Nos conocen por el boxeo. Así de sencillo. Es histórica nuestra fama bien ganada a nivel mundial por ser tierra de grandes pugilistas.

La lista es realmente impresionante. Ya sea de atletas amateurs o profesionales, hay muchos cubanos en la élite. Kid Chocolate, Stevenson, Savón, Rigondeaux, Kindelán, Gamboa, Lara, Garbey y unos cuantos más.

Y en competiciones olímpicas los grandes resultados de Cuba siempre estuvieron apuntalados por “piñazos”. Si falla el boxeo no hay buena actuación. Tal como ocurrió en Beijing hace 8 años donde Cuba se quedó sin medallas de oro por primera vez mientras que del resto de deportes solo se sacaban 3 doradas.

Históricamente este deporte en nuestra isla presenta un medallero como pocos en el mundo.

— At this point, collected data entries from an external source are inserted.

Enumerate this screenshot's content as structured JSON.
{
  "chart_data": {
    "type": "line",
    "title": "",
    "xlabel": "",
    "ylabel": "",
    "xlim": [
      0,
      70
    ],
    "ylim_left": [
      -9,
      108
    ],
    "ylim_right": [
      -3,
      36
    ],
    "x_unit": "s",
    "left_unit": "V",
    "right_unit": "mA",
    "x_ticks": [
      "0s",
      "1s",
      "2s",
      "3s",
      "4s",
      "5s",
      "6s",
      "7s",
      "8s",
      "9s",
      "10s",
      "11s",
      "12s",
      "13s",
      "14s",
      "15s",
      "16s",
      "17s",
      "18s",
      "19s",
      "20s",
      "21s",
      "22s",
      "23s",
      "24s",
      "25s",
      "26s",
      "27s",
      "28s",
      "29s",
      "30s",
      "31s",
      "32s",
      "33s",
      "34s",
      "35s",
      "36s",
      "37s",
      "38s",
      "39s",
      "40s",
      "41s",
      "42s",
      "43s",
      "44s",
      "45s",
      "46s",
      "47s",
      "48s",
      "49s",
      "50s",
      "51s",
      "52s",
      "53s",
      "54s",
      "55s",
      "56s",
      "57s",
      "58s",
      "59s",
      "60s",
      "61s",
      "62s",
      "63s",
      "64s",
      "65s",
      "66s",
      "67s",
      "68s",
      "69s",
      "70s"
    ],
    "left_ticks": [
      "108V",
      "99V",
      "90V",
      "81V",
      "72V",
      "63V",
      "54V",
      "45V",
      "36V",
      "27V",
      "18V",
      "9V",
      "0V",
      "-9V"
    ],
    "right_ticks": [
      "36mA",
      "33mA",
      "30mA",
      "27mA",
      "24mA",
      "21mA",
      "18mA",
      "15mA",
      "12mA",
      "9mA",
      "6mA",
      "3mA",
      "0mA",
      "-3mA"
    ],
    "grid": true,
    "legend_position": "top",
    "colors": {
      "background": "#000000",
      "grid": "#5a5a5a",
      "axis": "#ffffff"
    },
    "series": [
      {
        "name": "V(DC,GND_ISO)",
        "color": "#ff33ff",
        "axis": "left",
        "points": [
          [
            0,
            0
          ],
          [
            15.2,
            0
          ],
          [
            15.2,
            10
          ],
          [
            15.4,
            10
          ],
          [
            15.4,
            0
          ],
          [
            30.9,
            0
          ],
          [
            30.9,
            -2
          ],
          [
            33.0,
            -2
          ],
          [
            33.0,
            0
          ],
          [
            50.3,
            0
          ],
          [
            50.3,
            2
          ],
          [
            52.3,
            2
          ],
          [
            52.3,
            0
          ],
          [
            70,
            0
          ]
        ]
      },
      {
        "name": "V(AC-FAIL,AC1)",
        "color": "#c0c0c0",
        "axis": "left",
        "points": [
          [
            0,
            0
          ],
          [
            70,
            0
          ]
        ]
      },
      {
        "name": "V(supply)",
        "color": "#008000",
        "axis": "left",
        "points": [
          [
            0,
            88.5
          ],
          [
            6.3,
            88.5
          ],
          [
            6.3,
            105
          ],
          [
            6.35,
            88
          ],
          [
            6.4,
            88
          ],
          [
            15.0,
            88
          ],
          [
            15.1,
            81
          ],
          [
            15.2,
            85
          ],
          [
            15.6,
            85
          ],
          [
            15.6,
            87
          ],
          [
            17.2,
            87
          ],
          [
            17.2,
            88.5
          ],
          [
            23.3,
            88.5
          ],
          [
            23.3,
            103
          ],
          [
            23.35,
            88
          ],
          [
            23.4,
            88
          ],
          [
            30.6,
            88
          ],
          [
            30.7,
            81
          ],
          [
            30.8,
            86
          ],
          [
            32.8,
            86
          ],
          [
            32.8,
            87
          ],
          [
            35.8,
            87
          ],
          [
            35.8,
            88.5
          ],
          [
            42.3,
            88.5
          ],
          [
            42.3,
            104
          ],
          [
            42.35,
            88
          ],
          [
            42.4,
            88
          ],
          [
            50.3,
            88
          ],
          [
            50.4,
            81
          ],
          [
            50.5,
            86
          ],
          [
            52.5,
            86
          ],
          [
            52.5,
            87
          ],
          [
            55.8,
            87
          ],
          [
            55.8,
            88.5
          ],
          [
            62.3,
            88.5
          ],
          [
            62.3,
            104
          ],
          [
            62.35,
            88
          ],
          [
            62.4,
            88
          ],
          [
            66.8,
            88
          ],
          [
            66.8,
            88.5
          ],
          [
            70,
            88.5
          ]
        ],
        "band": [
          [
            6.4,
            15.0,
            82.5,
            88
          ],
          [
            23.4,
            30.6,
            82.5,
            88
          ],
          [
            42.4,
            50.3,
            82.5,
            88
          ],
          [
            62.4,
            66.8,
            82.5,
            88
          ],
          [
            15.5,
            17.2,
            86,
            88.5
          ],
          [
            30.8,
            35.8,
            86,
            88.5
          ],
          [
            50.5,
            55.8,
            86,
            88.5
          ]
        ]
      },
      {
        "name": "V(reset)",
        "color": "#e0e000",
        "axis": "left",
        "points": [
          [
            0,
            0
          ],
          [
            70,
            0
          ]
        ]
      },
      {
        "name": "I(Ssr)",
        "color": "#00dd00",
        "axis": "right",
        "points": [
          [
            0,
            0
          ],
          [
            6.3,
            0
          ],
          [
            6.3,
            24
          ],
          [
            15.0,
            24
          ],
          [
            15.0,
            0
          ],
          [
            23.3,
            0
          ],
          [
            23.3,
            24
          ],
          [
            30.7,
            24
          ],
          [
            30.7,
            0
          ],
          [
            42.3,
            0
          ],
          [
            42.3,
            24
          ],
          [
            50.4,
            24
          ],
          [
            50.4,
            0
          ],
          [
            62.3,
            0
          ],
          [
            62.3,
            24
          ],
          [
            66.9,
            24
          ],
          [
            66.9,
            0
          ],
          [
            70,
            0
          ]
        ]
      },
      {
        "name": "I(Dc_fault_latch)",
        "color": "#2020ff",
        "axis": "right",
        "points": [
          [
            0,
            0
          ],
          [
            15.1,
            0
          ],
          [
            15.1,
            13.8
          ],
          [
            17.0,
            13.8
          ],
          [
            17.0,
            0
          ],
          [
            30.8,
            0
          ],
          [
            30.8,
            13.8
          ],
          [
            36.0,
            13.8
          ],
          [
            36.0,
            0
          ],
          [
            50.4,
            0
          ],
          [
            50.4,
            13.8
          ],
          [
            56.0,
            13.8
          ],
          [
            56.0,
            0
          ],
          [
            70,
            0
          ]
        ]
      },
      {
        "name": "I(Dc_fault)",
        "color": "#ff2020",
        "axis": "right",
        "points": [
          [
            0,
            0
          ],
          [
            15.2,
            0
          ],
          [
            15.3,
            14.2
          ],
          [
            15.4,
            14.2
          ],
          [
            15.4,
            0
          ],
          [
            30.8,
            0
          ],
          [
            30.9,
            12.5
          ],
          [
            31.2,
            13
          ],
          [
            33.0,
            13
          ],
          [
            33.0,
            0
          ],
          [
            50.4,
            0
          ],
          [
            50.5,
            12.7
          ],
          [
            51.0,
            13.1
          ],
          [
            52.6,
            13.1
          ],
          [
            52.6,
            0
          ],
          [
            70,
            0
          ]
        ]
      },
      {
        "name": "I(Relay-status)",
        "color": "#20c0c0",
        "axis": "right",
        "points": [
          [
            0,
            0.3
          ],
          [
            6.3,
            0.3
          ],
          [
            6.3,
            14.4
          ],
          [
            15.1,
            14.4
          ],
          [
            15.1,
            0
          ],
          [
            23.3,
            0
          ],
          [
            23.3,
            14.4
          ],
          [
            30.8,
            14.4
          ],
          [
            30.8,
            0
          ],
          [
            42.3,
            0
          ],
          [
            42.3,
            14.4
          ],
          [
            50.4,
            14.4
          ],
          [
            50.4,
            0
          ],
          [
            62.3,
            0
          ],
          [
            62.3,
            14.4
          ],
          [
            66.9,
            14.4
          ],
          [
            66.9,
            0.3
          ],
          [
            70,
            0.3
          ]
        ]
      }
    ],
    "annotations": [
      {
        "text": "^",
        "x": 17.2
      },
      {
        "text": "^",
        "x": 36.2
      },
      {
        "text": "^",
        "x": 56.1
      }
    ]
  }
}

Suman 34 títulos, tenemos 19 subcampeones y 14 cubanos han logrado medallas de bronces, para un total de 67 preseas.

Sería la sobresaliente actuación en Barcelona 1992 la mejor de todas (también la mejor de Cuba en el medallero general) con 7 campeones olímpicos y 2 subtítulos cuando todavía eran 12 las divisiones.

Pero ahora la cosa se puso dura como en otros tantos deportes. A esta edición de Rio llegan también los profesionales, se les quita el casco protector (no se hacía desde Moscú 80) y además la Asociación Internacional de Boxeo AIBA está reemplazando el sistema computarizado de puntuación introducido en Barcelona 1992. Como en las peleas profesionales, los jueces en el cuadrilátero en Rio 2016 decidirán quién será el vencedor de cada asalto.

La escuadra cubana logró recientemente reconquistar el título en la VI Serie Mundial de Boxeo y para muchos es esperanzador tal resultado, pero los olímpicos son otra cosa.

Mientras que el panorama en las demás disciplinas no parece esperanzador, son los pugilistas quienes tienen la “misión” de levantar a Cuba. En los próximos días también estaremos en ese ring del Pabellón 6 del Riocentro, tirando uppercuts, jabs y rectos al aire, imitando a los dorados de antaño y luchando, como dice el dicho “guapo y fajao”, no queda otra.